Was China gelang, nimmt in Nordafrika eine eigene, unverwechselbare Form an
Es gibt einen Moment in der Geschichte eines Landes, in dem Produktion nicht mehr genug ist. China erlebte ihn. Südkorea erlebte ihn. Deutschland erlebte ihn - nach dem Krieg, als aus Trümmern eine Ingenieurnation wurde. Der Moment, in dem ein Land aufhört zu fragen, wie es etwas herstellt, und beginnt zu fragen, warum - und was als Nächstes kommt. ... Marokko erlebt ihn gerade.

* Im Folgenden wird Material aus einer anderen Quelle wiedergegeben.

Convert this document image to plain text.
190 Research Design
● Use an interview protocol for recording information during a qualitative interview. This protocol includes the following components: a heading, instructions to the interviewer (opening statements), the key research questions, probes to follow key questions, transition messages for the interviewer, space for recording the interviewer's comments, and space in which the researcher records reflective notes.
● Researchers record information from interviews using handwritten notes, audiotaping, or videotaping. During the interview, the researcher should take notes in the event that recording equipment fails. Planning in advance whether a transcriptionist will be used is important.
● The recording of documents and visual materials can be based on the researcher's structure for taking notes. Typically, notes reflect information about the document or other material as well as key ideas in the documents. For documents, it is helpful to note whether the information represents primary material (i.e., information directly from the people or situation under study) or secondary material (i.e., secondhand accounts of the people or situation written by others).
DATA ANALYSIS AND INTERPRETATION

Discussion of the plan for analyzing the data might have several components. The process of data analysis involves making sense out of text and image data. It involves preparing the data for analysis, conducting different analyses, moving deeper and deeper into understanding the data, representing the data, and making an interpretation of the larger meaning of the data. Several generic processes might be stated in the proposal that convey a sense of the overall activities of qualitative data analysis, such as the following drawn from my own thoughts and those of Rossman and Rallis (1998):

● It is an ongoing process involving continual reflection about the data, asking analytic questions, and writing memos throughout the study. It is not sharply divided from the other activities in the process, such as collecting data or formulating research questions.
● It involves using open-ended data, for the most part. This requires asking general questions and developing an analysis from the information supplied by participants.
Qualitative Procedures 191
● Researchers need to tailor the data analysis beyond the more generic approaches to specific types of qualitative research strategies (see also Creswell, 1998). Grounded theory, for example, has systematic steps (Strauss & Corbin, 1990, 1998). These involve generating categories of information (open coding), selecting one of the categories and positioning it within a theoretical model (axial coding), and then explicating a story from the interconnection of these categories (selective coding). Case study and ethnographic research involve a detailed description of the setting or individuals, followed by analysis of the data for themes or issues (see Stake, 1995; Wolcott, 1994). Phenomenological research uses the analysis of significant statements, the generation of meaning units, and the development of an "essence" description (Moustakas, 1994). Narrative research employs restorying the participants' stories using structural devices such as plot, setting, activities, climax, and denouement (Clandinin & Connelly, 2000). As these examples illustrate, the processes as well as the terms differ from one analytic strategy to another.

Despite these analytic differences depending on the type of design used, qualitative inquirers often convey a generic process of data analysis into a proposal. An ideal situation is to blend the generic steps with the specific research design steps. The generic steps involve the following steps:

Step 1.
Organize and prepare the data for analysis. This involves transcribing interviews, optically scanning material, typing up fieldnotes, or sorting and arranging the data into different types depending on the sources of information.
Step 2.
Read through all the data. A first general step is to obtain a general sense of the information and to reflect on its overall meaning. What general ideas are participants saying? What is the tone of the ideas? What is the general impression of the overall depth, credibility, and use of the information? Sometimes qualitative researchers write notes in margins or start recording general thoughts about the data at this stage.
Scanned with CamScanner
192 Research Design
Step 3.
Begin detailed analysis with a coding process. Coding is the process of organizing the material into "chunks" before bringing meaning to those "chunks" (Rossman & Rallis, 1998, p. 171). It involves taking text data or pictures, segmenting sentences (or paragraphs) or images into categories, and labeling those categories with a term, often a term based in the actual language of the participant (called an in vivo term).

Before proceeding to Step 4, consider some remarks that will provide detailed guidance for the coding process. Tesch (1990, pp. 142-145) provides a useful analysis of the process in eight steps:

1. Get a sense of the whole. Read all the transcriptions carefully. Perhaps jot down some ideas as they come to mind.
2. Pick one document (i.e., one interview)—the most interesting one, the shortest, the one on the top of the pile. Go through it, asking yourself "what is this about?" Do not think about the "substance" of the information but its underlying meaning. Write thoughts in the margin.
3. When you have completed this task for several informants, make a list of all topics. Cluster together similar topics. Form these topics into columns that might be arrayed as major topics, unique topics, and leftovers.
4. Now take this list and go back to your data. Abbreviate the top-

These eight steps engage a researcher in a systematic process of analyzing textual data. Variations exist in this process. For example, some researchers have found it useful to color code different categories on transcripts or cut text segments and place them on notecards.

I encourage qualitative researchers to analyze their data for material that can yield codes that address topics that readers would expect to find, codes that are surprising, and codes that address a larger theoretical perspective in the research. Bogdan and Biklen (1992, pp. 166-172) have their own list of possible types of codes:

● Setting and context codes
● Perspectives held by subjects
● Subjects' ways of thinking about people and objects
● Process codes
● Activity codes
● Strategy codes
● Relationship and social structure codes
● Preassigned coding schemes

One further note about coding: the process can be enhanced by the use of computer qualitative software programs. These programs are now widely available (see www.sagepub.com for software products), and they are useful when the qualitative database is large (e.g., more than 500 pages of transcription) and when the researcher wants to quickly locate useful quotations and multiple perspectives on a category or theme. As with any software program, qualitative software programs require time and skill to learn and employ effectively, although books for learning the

Noch vor einer Generation war das Königreich vor allem Produktionsstandort: Textilien, Phosphate, Landwirtschaft. Zuverlässig, aber abhängig. Dann kam eine Entscheidung nach der anderen, die in der Summe ein anderes Bild ergeben. Universitäten, die forschen statt nur lehren. Industriecluster, in denen Airbus-Zulieferer neben Mobilitätsstartups arbeiten. Rechenzentren, KI-Programme, internationale Technologiepartnerschaften. Einzeln betrachtet: Meldungen. Zusammen betrachtet: eine Strategie.
China ist das große Referenzbeispiel unserer Zeit, wenn es um Industrietransformation geht. Innerhalb weniger Jahrzehnte wandelte sich das Land von der Werkbank der Welt zu einem der führenden Innovationsstandorte der Erde. Künstliche Intelligenz, Elektromobilität, Robotik, Biotechnologie - in all diesen Bereichen konkurrieren chinesische Unternehmen heute mit den Besten weltweit.
Doch die eigentliche Lektion aus Chinas Aufstieg ist nicht die Zahl der Unicorns (Einhörner) oder die Geschwindigkeit des Wachstums. Sie lautet: Innovation entsteht nicht spontan. Sie ist das Ergebnis eines Ökosystems - aus Universitäten, die Wissen produzieren, aus Unternehmen, die es anwenden, aus Investoren, die es finanzieren, und aus einem Staat, der die Verbindungen zwischen diesen Kräften bewusst gestaltet.
Genau dieses Zusammenspiel verwandelte Shenzhen in ein Technologiezentrum, Hangzhou in die Heimat von Alibaba, Peking in einen Knotenpunkt globaler KI-Forschung. Die Fabrikhallen kamen zuerst. Die Denkfabriken folgten.
Marokko verfolgt keinen chinesischen Weg. Es verfolgt seinen eigenen - und das ist kein Nachteil
Die Mohammed VI Polytechnic University in Benguerir ist nicht einfach eine Hochschule. Sie ist ein Modell: Forschung, Unternehmertum und industrielle Anwendung unter einem Dach, in bewusstem Dialog miteinander. Studierende arbeiten an konkreten Problemen realer Unternehmen. Wissenschaftler entwickeln Technologien, die direkt in wirtschaftliche Anwendungen übergehen. Gründer finden Labore, Netzwerke, Kapital.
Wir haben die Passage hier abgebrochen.